Arriva infine il momento per tutti di dover fare i conti con il proprio passato. Non che debba essere necessariamente un processo doloroso, né tanto meno coincidere con una lunga fase di riflessione, ma a questa resa, a questo momento nel quale riguardare al proprio percorso attraverso le lenti della memoria, chiunque arriva, non importa quanto in là possa essere traslato nel tempo. Per l'estrosa Ringo Shiina questo fatidico momento ha bussato alla porta nel 2014, a sedici anni dall'esordio, che vista la densità (e la qualità) del materiale pubblicato potrebbe grosso modo essere raddoppiato senza troppi convenevoli. Sempre un passo avanti a tutti in Giappone, totalmente imprevedibile nel suo cantautorato mutaforma, magnificamente in bilico tra generi e tendenze, tra struttura e destrutturazione, che firmasse i suoi brani da sola o in compagnia degli altrettanto suoi Tokyo Jihen, ogni nuovo lavoro finiva con l'aggiungere qualcosa di diverso a una ricetta in perenne evoluzione, mai stanca nel suo costante ridefinirsi, nel suo provare combinazioni inattese senza per questo suonare impietosamente weird. A cinque anni dal suo ultimo lavoro solista (e due e mezzo dalla conclusione della sua esperienza in gruppo), “Hi Izuru Tokoro” si pone come la prima battuta d'arresto al processo. Anche a voler chiudere un occhio, il retrogusto che questo quinto disco in solitaria lascia è alquanto amaro.

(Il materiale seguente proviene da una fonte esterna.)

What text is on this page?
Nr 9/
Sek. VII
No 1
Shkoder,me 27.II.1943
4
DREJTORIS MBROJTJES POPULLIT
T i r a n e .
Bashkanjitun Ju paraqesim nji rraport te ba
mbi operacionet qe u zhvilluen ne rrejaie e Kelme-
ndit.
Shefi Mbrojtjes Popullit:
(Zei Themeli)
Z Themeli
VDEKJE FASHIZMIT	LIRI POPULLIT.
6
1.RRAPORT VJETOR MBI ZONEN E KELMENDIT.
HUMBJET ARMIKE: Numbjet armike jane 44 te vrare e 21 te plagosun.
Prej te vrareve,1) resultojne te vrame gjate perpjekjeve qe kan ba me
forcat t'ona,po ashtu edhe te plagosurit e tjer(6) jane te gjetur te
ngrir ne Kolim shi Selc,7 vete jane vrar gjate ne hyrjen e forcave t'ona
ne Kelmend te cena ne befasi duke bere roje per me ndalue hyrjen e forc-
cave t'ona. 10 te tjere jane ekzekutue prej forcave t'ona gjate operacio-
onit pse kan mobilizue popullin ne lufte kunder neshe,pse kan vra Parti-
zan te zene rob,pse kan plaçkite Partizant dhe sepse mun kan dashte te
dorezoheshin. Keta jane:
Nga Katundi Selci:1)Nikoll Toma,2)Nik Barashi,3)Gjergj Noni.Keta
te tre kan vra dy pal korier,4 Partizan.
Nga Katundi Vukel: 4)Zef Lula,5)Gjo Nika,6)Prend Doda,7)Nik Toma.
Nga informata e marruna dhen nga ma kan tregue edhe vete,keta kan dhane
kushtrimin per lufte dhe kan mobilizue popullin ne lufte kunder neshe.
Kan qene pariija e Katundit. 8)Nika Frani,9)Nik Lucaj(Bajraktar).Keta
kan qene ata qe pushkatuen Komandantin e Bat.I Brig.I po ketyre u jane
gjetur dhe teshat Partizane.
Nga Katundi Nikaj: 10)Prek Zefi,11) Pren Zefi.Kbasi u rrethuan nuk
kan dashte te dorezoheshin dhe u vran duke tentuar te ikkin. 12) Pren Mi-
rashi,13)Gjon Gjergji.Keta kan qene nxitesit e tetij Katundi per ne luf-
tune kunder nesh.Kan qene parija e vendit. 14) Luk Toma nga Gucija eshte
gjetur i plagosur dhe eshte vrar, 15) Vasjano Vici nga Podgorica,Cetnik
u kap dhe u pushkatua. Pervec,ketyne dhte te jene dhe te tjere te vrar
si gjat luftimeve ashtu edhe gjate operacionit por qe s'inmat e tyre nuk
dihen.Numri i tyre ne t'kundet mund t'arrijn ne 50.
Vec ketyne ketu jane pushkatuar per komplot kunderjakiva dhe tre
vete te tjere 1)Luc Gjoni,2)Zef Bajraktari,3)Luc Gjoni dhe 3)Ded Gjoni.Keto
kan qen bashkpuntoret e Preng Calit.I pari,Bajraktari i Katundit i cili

C'è da dire che già la copertina, con quella capigliatura biondo platino à-la Marilyn e un'allure da pubblicità anni 50, fornisce indizi preziosissimi: con tutto che la materia pop è sempre stata pane quotidiano, e non soltanto in chiave musicale, della proposta artistica di Ringo, il suo immaginario, foss'anche soltanto visivo, riusciva a rifuggire con costanza gli stereotipi della star patinata di turno, vantava una complessità potentissima anche nel solo esprimersi attraverso una tazza di porcellana. Certo, possiamo tirare in ballo una quale ironia postmoderna, una voglia di scherzare con alcuni tra i simboli del paese del Sol Levante (la traduzione del titolo), eppure l'impressione di una stucchevolezza diffusa fatica ad andarsene, anche soltanto in paragone a quanto invece proposto per l'album di self-cover “Gyakunyuu – Kowankyoku”.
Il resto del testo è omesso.